I sorely miss Banh mi’s in Dubai. In fact, my memories of Baoguette and Banh mi Saigon (strangely located at the back of a Chinatown jewellery store. Only in New York.) set off such an intense craving for Banh mi’s far across the ocean that I finally attempted an experimental sandwich creation in Dubai, hoping to stave off my tummy gnawings until my next trip to the city.
So here I am, at a banh mi food truck on the cross of Water and John streets in the financial district, in the pouring rain and nasty cold without so much as a decent jacket (in clear defiance of NYC’s decidedly late start for the summer) – but all is fair in the quest for the perfect tummy-satiating sandwich. My trusty fellow-foodie friend, who’s slunk out of work so she can lead the way to this banh mi street cart, claims that it has the best, most crunchiest baguette in the city. We plan to take refuge from the rain by crashing the Starbucks opposite the cart as soon as our sandwiches are ready. Since I don’t eat pork, I get the “shredded chicken w/ onions” banh-mi while my friend gets her usual veggie banh-mi with “5 kinds of vegetables” as noted on the felt-tipped whiteboard menu (strange how a majority of my foodie friends are either veggie or are converting to vegetarianism. Worry not, I’ve already tried, and overcome, that strange affliction a few years ago).
Anticipation builds up as we desperately search for a table to stealthily eat at without being kicked out by the Starbucks baristas. Discreetly remove the banh-mi from our brown paper bags. Less discreetly rip away the greasy paper wrapping. Impatiently trying to get our hands around the entire sandwich so that the first bite is an all-encompassing one. Gigantic crunch. Taste. Chew. Frown. Ponder. Chew again. Swallow.

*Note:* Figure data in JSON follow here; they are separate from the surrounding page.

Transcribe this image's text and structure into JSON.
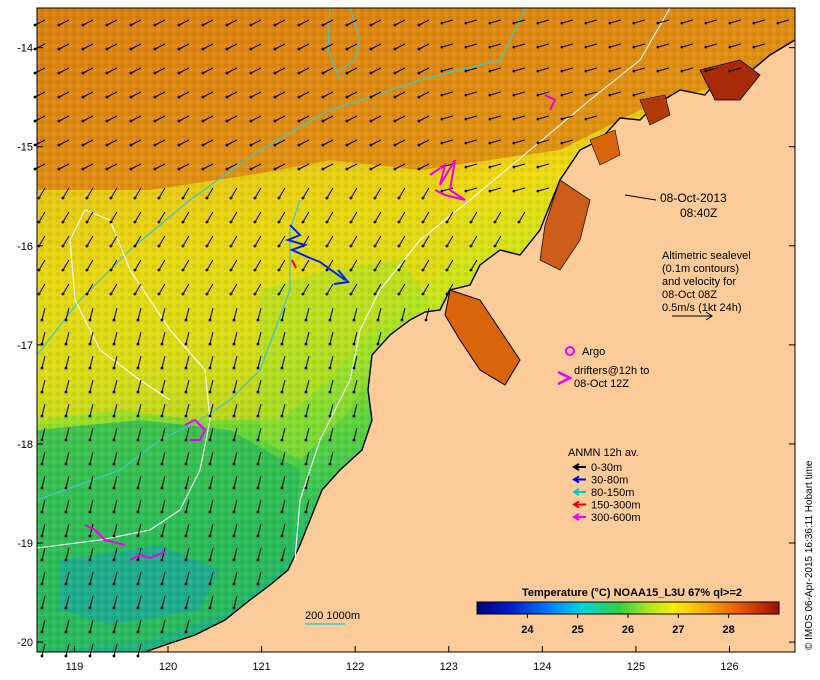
{
  "map": {
    "lon_range": [
      118.6,
      126.7
    ],
    "lat_range": [
      -20.1,
      -13.6
    ],
    "x_ticks": [
      "119",
      "120",
      "121",
      "122",
      "123",
      "124",
      "125",
      "126"
    ],
    "y_ticks": [
      "-14",
      "-15",
      "-16",
      "-17",
      "-18",
      "-19",
      "-20"
    ]
  },
  "annotations": {
    "date": "08-Oct-2013",
    "time": "08:40Z",
    "altimetry_lines": [
      "Altimetric sealevel",
      "(0.1m contours)",
      "and velocity for",
      "08-Oct 08Z",
      "0.5m/s (1kt 24h)"
    ],
    "argo_label": "Argo",
    "drifters_lines": [
      "drifters@12h to",
      "08-Oct 12Z"
    ],
    "depth_scale_label": "200  1000m"
  },
  "legend": {
    "title": "ANMN 12h av.",
    "items": [
      {
        "label": "0-30m",
        "color": "#000000"
      },
      {
        "label": "30-80m",
        "color": "#0000dd"
      },
      {
        "label": "80-150m",
        "color": "#00cccc"
      },
      {
        "label": "150-300m",
        "color": "#ee0000"
      },
      {
        "label": "300-600m",
        "color": "#ee00ee"
      }
    ]
  },
  "colorbar": {
    "title": "Temperature (°C) NOAA15_L3U 67% ql>=2",
    "ticks": [
      "24",
      "25",
      "26",
      "27",
      "28"
    ],
    "range": [
      23,
      29
    ]
  },
  "credit": "© IMOS 06-Apr-2015 16:36:11 Hobart time",
  "colors": {
    "land": "#fccb9a",
    "warm_sea": "#e08a10",
    "mid_sea": "#e2e010",
    "cool_sea": "#28c24a",
    "bathymetry_200m": "#40c8c8",
    "ssh_contour": "#ffffff",
    "argo": "#ee00ee"
  }
}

Not good enough. My banh mí's just not good enough. Maybe even bland. Sure the baguette was wonderfully fresh and crunchy, providing the perfect bread-to-stuffing ratio, but the stuffing ís just not that interesting. When I eat a banh-mi, I’m hoping for some curry action, combined with tons of pickled daikon and carrots, maybe some yummy spreadable base like a spicy sauce or mayo – not just a regular chicken sub. Sadly, this tasted like just another regular chicken sub. And for those who’d retort that I deserved this cruel fate by ordering a bastardized chicken version of what should really be a pork sandwich, well, I’ve eaten far more inspiring chicken sandwiches at Banh mi Saigon (where a superior sandwich is 75 cents cheaper) and Baoguette (similar $5 price tag). So I know it can be done right.
Strangely, my friend’s veggie banh-mi was much more interesting and flavourful. Still, the thought of going to a banh mi truck to order a veggie sandwich rather than a meaty one just doesn’t feel right. Banh mi as street food, very appealing idea. But banh mi at the street truck on Water and John, just doesn’t make my cut.